The pan-European STOXX 600 index fell 0.3 percent, as most sectors ended in negative territory, giving back a sliver of the 3.2 percent gained largely on strong Chinese economic data and hopes of a U.S.-China trade deal during the past four sessions.
Banking stocks were among the rare gainers on the day with a 0.2 percent rise.
Commerzbank gained 2.8 percent to lead the sector index after sources said there was buyout interest from Italian lender UniCredit if Commerzbank's talks with Deutsche Bank AG break down.
RBC Capital Markets analysts wrote in a note they would prefer UniCredit's management to focus on the continued de-risking of its non-core portfolio and cut costs "rather than embark on a complex deal that is likely to distract it from its current plan".
Milan-traded UniCredit shares dipped 0.7 percent, while Deutsche Bank fell 0.8 percent. Some analysts said UniCredit's interest ramped up pressure on the German banking giant to move forward on a tie-up with Commerzbank.
"Unicredit is in alright shape for a euro zone bank, but given that profit margins are low in the already oversaturated German banking sector, some traders are wondering, would it be a wise move," wrote David Madden, a market analyst at CMC Markets UK.
Lloyds Banking Group slid 3.5 percent as it traded ex-dividend, hindering further gains on banking index.
Italian stocks fell 0.2 percent on the day, with sentiment clouded by a report the country's government will cut its 2019 economic growth forecast.
Basic resources stocks slid 1.3 percent to snap a seven session winning streak as they gave up much of Wednesday's 1.8 percent rise.
Sentiment was crimped by German data showing an unexpected drop in industrial orders in February on a slump in foreign demand.

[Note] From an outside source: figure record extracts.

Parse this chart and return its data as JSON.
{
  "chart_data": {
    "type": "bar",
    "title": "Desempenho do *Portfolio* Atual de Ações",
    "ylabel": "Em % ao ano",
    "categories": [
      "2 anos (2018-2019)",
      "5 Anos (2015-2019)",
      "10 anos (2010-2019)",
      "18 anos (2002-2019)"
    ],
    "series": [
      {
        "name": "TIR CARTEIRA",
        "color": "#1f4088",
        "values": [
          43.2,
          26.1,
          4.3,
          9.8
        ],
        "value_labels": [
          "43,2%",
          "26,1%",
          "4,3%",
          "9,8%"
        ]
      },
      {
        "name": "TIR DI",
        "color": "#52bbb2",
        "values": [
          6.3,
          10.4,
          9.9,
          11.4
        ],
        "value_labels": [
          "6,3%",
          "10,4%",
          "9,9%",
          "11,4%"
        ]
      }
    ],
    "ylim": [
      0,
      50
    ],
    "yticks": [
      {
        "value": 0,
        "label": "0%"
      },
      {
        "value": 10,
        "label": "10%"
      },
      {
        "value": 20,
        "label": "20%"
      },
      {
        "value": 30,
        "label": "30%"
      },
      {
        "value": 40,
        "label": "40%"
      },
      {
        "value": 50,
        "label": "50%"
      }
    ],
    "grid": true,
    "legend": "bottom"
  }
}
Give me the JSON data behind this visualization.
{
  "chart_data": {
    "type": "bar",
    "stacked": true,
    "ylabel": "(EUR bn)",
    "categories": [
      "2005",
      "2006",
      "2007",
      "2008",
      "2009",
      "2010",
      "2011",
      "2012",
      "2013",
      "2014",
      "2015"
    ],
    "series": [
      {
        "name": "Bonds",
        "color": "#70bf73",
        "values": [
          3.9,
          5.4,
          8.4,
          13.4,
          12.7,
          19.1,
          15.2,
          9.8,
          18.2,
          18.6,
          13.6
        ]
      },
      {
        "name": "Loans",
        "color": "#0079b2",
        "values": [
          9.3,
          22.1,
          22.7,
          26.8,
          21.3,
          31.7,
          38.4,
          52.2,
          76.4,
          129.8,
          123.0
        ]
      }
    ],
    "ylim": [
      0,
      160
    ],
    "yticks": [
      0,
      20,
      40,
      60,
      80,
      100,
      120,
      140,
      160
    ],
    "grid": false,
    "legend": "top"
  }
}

The country's leading economic institutes also cut their forecasts for 2019 growth in the euro zone's top economy by more than half.
Industrial goods and services stocks slid 0.4 percent with Thyssenkrupp dropping 1.3 percent.
A top-20 investor said the slide in the Germany firm's share price could necessitate changes to a planned breakup of the conglomerate and even delay the move.
Insurers dipped 0.2 percent from a 14-month peak hit on Wednesday.
Meanwhile, specialist tourism and insurance firm Saga, which is outside the insurers' index, cut its profit forecast and said older Britons were cutting back on their travel plans because of Brexit, sending its shares down 37 percent.
Weakness in oil prices seen for most of the day pressured oil and gas stocks, which fell 0.8 percent.